Taking that first flight with your child can be great fun, but it comes with many apprehensions. How will he cope with being tied down to a seat? Will she get sick on the flight? What if she starts crying on the flight? How will I keep her entertained?
You’re not the first!
Remember though that, while you might feel like it, you aren’t the first family to take to the air; the crew will be used to dealing with families with babies and young children.
As for fellow passengers, there’s no telling how they’ll react. Most people grunt and groan when a child gets on their flight, but hey, such is life. Dont get embarrassed or stressed about keeping everyone happy. Focus on keeping your child happy and entertained, and all should go well.
Before the flight
Pack wisely and for all events:
- Bring plenty of small snacks, drinks and some treats for emergencies
- Pack one or even two changes of clothes for the baby and for yourself
- Don’t forget your child’s comforter – blankie or soother
- A bag of favourite toys and books; colouring and puzzle books are great for older children
- Some new small toys and books
Booking the flight
- Ask if the airline provides any extras for children – travel packs etc.
- If going on a long flight try to book a bulkhead seat – these seats are available on the bigger aircraft and are at the head of the aisle, so you will have a little extra room in front.
- Some airlines also carry special cots that can be assembled and fit into this space.
- Ask if you can pre-book allocated seats. At boarding this means you can wait and board the plane last, giving your little one more time to run around at the boarding gate.
On the day
- Be sure to wear comfortable loose clothing, even though it may be very warm on the ground
- Sometimes the temperature on planes can feel a bit chilly so be sure to bring warm clothes for you and your child
- Change your child’s nappy just before you board the plane
- If your seats are pre-allocated, leave boarding the plane until the last minute, this gives your child a chance to run around for longer and also lessens the time they have to spend onboard
- Be sure to give your child something to suck on at take off and landing – this will help to stop their ears from popping
- Only produce the toys and books you have packed one at a time
- Save the best sweets or your child’s favourite toys for moments of ‘high tension’, when a major distraction is needed
- Make sure your child drink plenty of liquids throughout the flight as dehydration makes for a cranky child
- If you are two adults travelling, ask if you can be served your meals separately, to allow you to take turns minding your child while you each get a chance to eat. (Some airlines may not do this but many do.)

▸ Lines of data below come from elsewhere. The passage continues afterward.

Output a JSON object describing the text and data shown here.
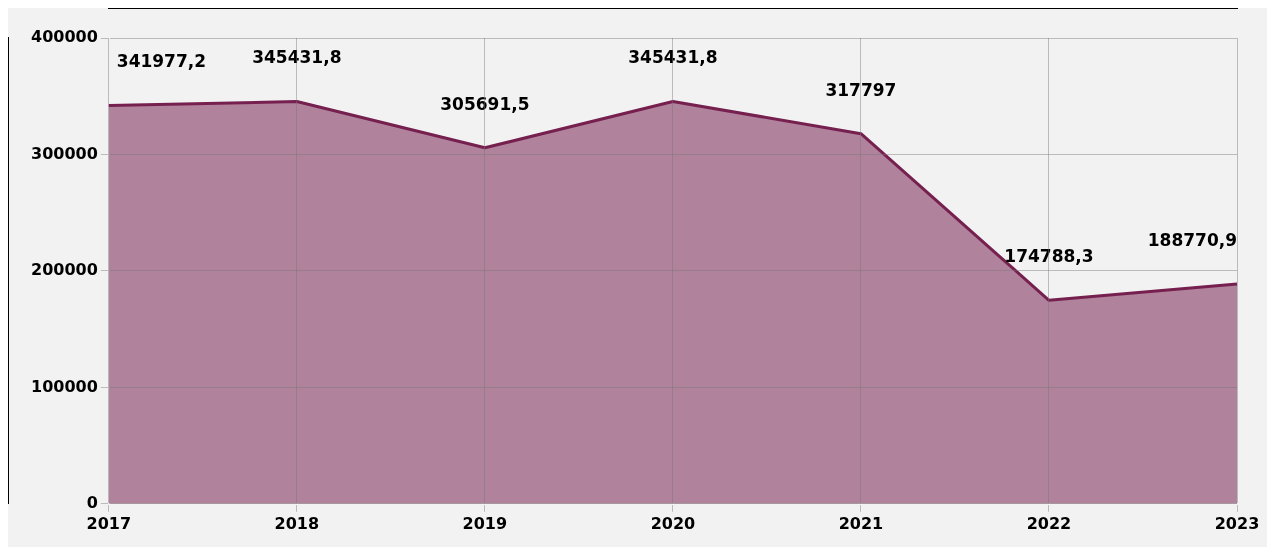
{
  "chart_data": {
    "type": "area",
    "categories": [
      "2017",
      "2018",
      "2019",
      "2020",
      "2021",
      "2022",
      "2023"
    ],
    "series": [
      {
        "color": "#76204f",
        "values": [
          341977.2,
          345431.8,
          305691.5,
          345431.8,
          317797,
          174788.3,
          188770.9
        ],
        "value_labels": [
          "341977,2",
          "345431,8",
          "305691,5",
          "345431,8",
          "317797",
          "174788,3",
          "188770,9"
        ]
      }
    ],
    "ylim": [
      0,
      400000
    ],
    "yticks": [
      0,
      100000,
      200000,
      300000,
      400000
    ],
    "grid": true,
    "legend": false
  }
}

- Walking the aisle is a great distraction, but try to put off doing it, or you could end up spending the whole flight running up and down chasing your child.
Chances are that the flight will not be the nightmare you are dreading. Often, even children who do not sleep very well will sleep through a flight; this is probably because of the constant drone of the engines. The airplane itself will be a great distraction; the different activities and people may well entertain your child during the flight.
If your child becomes upset or distressed during the flight, try to react calmly. Chances are there will be other parents in the same position as you, and in general people are understanding about it.